Hukumonline.com – Akhirnya, kasus dugaan suap yang melibatkan Kasubdit Kasasi Perdata Direktorat Pranata dan Tata Laksana Perkara Perdata Badan Peradilan Umum Mahkamah Agung (MA), Andri Tristianto Sutrisna disidangkan di Pengadilan Tipikor Jakarta, Senin (2/5). Penuntut umum KPK, Ahmad Burhanudin mendakwa Ichsan Suaidi dan Awang Lazuardi Embat menyuap Andri.
“Terdakwa I (Ichsan) dan II (Awang) memberi uang sebesar Rp400 juta kepada Andri dengan maksud agar Andri mengusahakan penundaan pengirimam salinan putusan atas nama terdakwa I supaya tidak segera dieksekusi oleh jaksa dan untuk mempersiapkan memori peninjauan kembali (PK),” kata Ahmad saat membacakan surat dakwaan.
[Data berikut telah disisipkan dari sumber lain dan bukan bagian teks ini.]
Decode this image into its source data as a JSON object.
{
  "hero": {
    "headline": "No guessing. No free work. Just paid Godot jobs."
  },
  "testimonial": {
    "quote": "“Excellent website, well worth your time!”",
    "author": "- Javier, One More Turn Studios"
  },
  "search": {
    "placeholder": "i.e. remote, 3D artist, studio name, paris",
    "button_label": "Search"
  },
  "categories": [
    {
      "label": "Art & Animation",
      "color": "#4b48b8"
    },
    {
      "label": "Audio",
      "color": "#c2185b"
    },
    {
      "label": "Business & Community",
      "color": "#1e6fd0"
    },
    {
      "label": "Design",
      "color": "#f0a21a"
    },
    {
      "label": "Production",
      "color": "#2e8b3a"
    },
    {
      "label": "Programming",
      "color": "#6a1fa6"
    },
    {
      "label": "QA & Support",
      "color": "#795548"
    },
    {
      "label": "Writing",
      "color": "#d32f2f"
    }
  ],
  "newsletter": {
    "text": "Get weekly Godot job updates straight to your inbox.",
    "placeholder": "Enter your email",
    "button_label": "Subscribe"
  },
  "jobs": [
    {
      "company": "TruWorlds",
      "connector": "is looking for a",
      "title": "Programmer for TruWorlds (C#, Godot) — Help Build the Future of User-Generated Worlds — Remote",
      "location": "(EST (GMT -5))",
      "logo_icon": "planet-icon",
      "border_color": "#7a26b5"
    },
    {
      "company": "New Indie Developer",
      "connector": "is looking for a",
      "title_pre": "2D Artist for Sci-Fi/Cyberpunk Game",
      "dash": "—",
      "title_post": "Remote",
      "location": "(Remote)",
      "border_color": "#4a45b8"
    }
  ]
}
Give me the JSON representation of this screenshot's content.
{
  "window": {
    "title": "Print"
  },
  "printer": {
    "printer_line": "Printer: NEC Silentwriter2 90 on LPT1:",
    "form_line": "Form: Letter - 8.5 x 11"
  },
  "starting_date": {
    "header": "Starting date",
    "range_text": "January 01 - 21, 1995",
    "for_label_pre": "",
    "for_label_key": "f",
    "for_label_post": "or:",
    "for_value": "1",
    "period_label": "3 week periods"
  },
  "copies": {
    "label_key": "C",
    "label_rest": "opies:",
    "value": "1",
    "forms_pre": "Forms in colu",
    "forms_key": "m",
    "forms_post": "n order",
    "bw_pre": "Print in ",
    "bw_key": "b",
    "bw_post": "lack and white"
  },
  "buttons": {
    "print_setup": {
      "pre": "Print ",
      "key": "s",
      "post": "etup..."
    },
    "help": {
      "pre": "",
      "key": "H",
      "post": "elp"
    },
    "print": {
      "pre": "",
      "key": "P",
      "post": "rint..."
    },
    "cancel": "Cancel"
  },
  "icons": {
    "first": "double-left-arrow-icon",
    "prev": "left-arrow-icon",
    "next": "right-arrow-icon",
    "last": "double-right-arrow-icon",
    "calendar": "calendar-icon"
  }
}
Ahmad menjelaskan, peristiwa itu bermula pada Juni 2014. Berdasarkan putusan Pengadilan Tipikor Mataram, Ichsan dinyatakan terbukti bersalah melakukan tindak pidana korupsi dalam proyek pembangunan Pelabuhan Labuan Haji di Kabupaten Lombok dengan pidana penjara selama 1,5 tahun. Namun, oleh Pengadilan Tinggi Mataram dinaikan menjadi 3 tahun.
Atas putusan banding itu, Ichsan mengajukan kasasi ke MA. Ichsan mendapatkan informasi dari Ghofur, hakim agung yang memeriksa kasasinya adalah Artidjo Alkostar. Lalu, Ichsan berencana mengajukan PK karena kemungkinan kasasinya akan ditolak. Kemudian, pada Januari 2016, Ichsan kembali mendapat informasi terkait kasusnya.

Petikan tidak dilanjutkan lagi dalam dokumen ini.